Em caso de instauração de pedido de Cumprimento de Sentença dentro do prazo prescricional, proceda-se o desarquivamento do feito para o regular processamento da fase executiva.
Em observância ao princípio da cooperação processual disposto no artigo 6º do Código de Processo Civil, destaco, desde logo, que a fase executiva deverá ser iniciada, quando for o caso, pelo cumprimento de eventual obrigação de fazer e, somente após, pelo cumprimento da obrigação de pagar quantia certa.
Na hipótese de instauração do Cumprimento de Sentença para cumprimento de obrigação de fazer, a parte executada deverá ser intimada para, no prazo máximo de 30 (trinta) dias, comprovar o integral cumprimento do dever imposto, oportunidade em que deverá acostar documentos nesse sentido, sendo insuficiente a juntada de petição para acompanhamento de processo administrativo, ante a impossibilidade de acesso através do sistema eletrônico de informações (SEI), sob pena de fixação de multa pelo descumprimento.
Após a apresentação de manifestação da parte executada, ou ainda, diante de sua inércia, ouça-se a parte exequente, no prazo de 10 (dez) dias, com a ressalva de que, em caso de alegação de descumprimento no prazo fixado, é necessária a comprovação da mora administrativa, de forma documental e justificada, sob pena de ser considerada satisfeita a obrigação.
Lado outro, havendo reconhecimento acerca do cumprimento integral da obrigação de fazer ou nas hipóteses em que a sentença não houver proferido julgamento nesse sentido, competirá à parte exequente, em sendo o caso, instaurar o pedido de Cumprimento de Sentença para pagamento de quantia certa, em sede do qual incumbirá a essa a apresentação de planilha de cálculos detalhada, à luz do artigo 534 do Código de Processo Civil.
Ressalto que os valores apresentados em fase de Cumprimento de Sentença serão observados de maneira criteriosa e apenas serão homologados aqueles que estiverem em estrita observância aos parâmetros do comando judicial.
Destaco, ainda, que o valor da condenação é relativo aos fatos demonstrados até a data do pedido, podendo ser acrescido em razão da existência de parcelas posteriores à publicação da sentença e que eventualmente o requerido tenha deixado de pagar, além da possibilidade de a parte executada requerer, no Cumprimento da Sentença, a dedução de valores que eventualmente tenha antecipado.
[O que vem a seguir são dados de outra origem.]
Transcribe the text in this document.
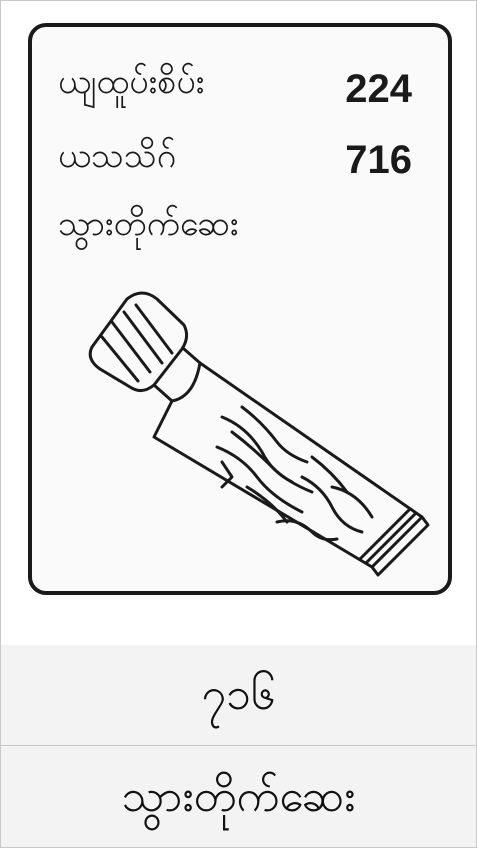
ယျထူပ်းစိပ်း	224
ယသသိဂ်	716
သွားတိုက်ဆေး
၇၁၆
သွားတိုက်ဆေး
Assim sendo, deverá a parte autora apresentar planilha de cálculos discriminando cada parcela, com o intuito de se evitar enriquecimento ilícito e de se preservar o princípio da segurança jurídica, cuja atualização e a aplicação de juros de mora devem observar rigorosamente os critérios acima delineados.
Ademais, deverá ser observada a possibilidade de mudança de ente responsável pelo pagamento das parcelas devidas e o cálculo ser direcionado a este.
Logo, formulado o pedido de Cumprimento da Sentença para pagamento de quantia certa e apresentada a planilha de detalhada de débitos, a parte devedora deverá ser intimada para, querendo, impugná-lo, no prazo de 30 (trinta) dias, ficando advertida, desde já, de que a alegação de excesso deverá atender o que dispõe o § 2º do artigo 535 do Código de Processo Civil.
Em atenção ao disposto no artigo 55 da Lei nº 9.099/95, deixo de condenar a parte vencida ao pagamento de custas processuais e de honorários advocatícios.
Ainda, nos termos do artigo 11 da Lei nº 12.153/2009 c/c o artigo 496, § 3º, inciso II, do Código de Processo Civil, deixo de submeter a presente sentença ao duplo grau de jurisdição obrigatório.
Publique-se. Registre-se. Intimem-se.
Goiânia, datado e assinado digitalmente.